The Top 25 Under 25 is a collaboration by members of the RawCharge community. Ten writers and 106 readers ranked players under the age of 25 as of September 1, 2017 in the Tampa Bay Lightning organization. Each participant used their own metric of current ability and production against future projection to rank each player. Now, we’ll count down each of the 25 players ranked, plus Honorable Mentions.
Erik Cernak came into the organization as part of the Ben Bishop trade in February 2017, and was a second-round pick in 2015 by the Los Angeles Kings. Last summer, Cernak was a relative unknown to both Tampa Bay Lightning and Syracuse Crunch fans. Despite his question mark status, his junior career with the Erie Otters of the OHL, where he was a steady stay-at-home defenseman, was exciting enough to land him at #25 on our countdown in 2017.

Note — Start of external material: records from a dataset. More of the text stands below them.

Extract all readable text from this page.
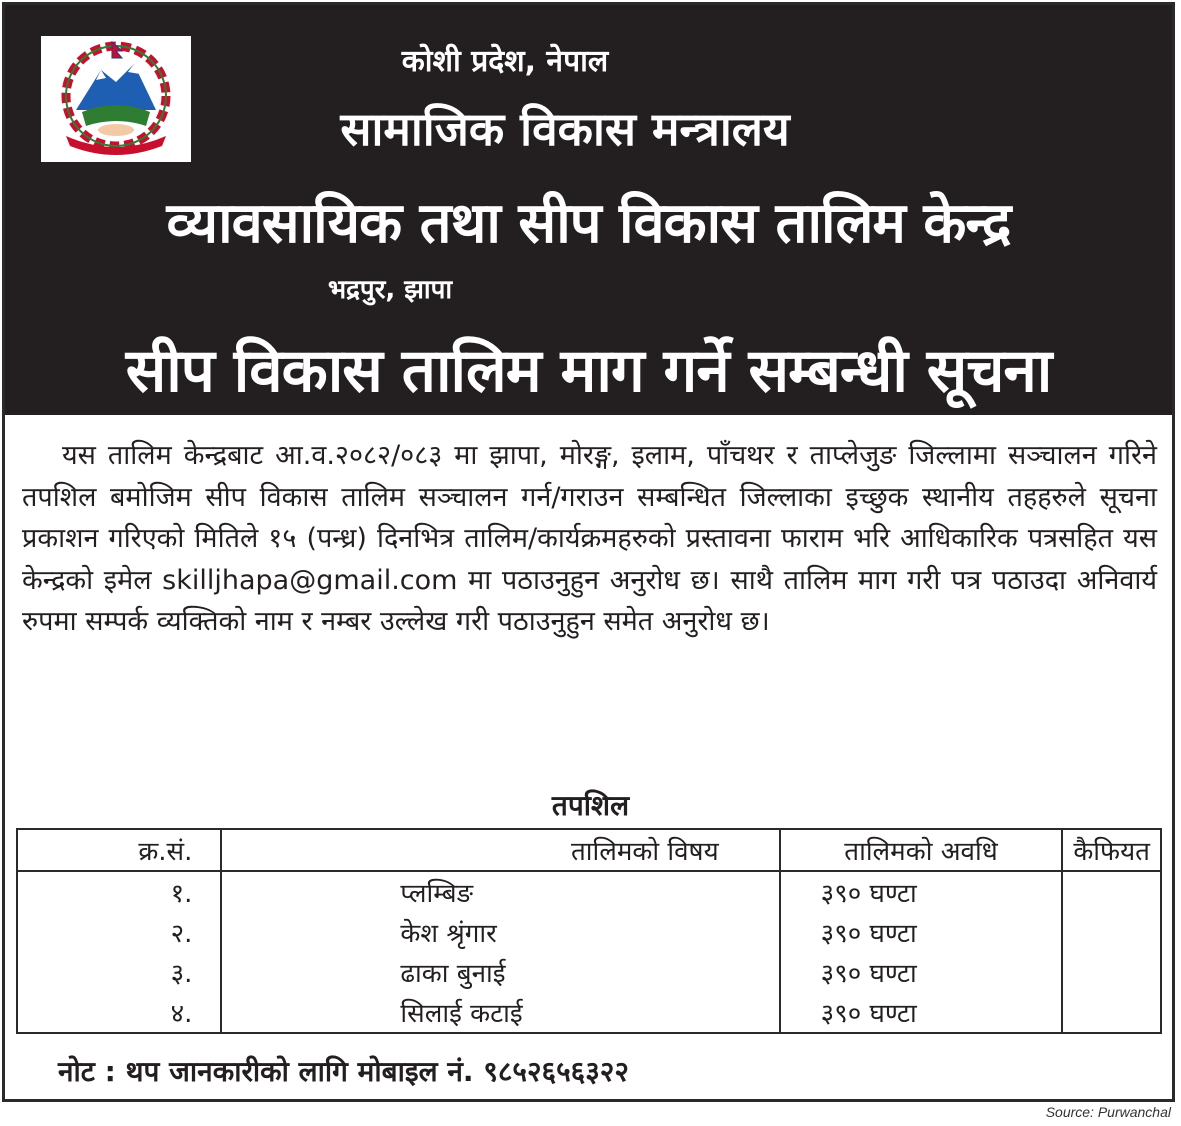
कोशी प्रदेश, नेपाल
सामाजिक विकास मन्त्रालय
व्यावसायिक तथा सीप विकास तालिम केन्द्र
भद्रपुर, झापा
सीप विकास तालिम माग गर्ने सम्बन्धी सूचना
यस तालिम केन्द्रबाट आ.व.२०८२/०८३ मा झापा, मोरङ्ग, इलाम, पाँचथर र ताप्लेजुङ जिल्लामा सञ्चालन गरिने तपशिल बमोजिम सीप विकास तालिम सञ्चालन गर्न/गराउन सम्बन्धित जिल्लाका इच्छुक स्थानीय तहहरुले सूचना प्रकाशन गरिएको मितिले १५ (पन्ध्र) दिनभित्र तालिम/कार्यक्रमहरुको प्रस्तावना फाराम भरि आधिकारिक पत्रसहित यस केन्द्रको इमेल skilljhapa@gmail.com मा पठाउनुहुन अनुरोध छ। साथै तालिम माग गरी पत्र पठाउदा अनिवार्य रुपमा सम्पर्क व्यक्तिको नाम र नम्बर उल्लेख गरी पठाउनुहुन समेत अनुरोध छ।
तपशिल
क्र.सं.	तालिमको विषय	तालिमको अवधि	कैफियत
१.	प्लम्बिङ	३९० घण्टा	
२.	केश श्रृंगार	३९० घण्टा	
३.	ढाका बुनाई	३९० घण्टा	
४.	सिलाई कटाई	३९० घण्टा	
नोट : थप जानकारीको लागि मोबाइल नं. ९८५२६५६३२२
Source: Purwanchal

Now with one full professional season under his belt, the 6’3, 221-pound defenseman has shot up our countdown to #11. Both readers and writers clearly see value in him, as both groups had him ranked much higher than he was last summer. Justin, who helped cover Syracuse this past season, had him ranked as high as 7; I had Cernak at 12. Clearly, the Slovakian has made a positive impression on us all.
Cernak spent much of the season paired with Dominik Masin. Masin’s steady presence and quiet, solid season clearly made an impression on Cernak, and the partnership probably helped him make the leap from juniors to the professional leagues. Honestly, it was rather hard to tell if Cernak had any trouble at all adjusting. Not known for his scoring, he potted his first professional goal in just his 4th game with the Crunch. On October 14th, he scored against the Utica Comets, something he would describe in his post-game interview as a “great moment” for himself. He would add another goal just two games later.
Cernak talked often throughout the season about playing hard and battling. Indeed, those two things are what he became known for within the organization. In a December interview with Syracuse.com, Cernak discussed what was on his mind during play:
‘I think I was always like that, trying to hit people. That’s always best, when you can hit a guy, take the puck and all this stuff. Our head coach (Ben Groulx) told me I have to play physical. That’s why I have always in my head I have to play physical.’
About a week after that interview, Cernak reached another career milestone: his first professional fight. In reaction to a physical play that took out then-Crunch goalie Louis Domingue, Cernak duked it out for a short period with Zack MacEwen. Cernak didn’t exactly get the best of MacEwen, but the defense of his goalie and teammates was surely appreciated.
Thankfully for the Crunch, Cernak didn’t often make a habit of extending his physical play all the way to fighting. In fact, other than one other heated game towards the end of the season where he totaled 17 PIM, Cernak usually didn’t amass more than four penalty minutes a game (if he got any at all). Syracuse, very young and very inexperienced, needed all the minutes they could squeeze out of their budding defender. Sadly, the AHL doesn’t track time on ice, but the eye test showed that Cernak was on the ice more often than not.
Part of Cernak’s quick adjustment to the AHL may have been due his time spent in Hockey Club Kosice, a team in an adult league in Slovakia. Cernak was still a teenager when the played in 56 games for Kosice, located in Cernak’s hometown, between 2013 and 2015. Cernak credited his time with that team with molding his playing style:
‘In this time I started using my size, started playing physical. They didn’t like it, but they say nothing because I was big. In Slovakia, we don’t have a lot of fights there. But I’m never scared from other guys. I don’t care who is this guy, but I try to hit him.’
Cernak will be with the Crunch this upcoming season. Syracuse’s blue line will be young again, with rookies Cal Foote and Oleg Sosunov joining veterans Cameron Gaunce and Hubert Labrie, and youngsters Masin, Ben Thomas, and Matthew Spencer. As he is trusted with more and more responsibility, continuing to making solid defensive decisions within his physical game will be key to his continued development.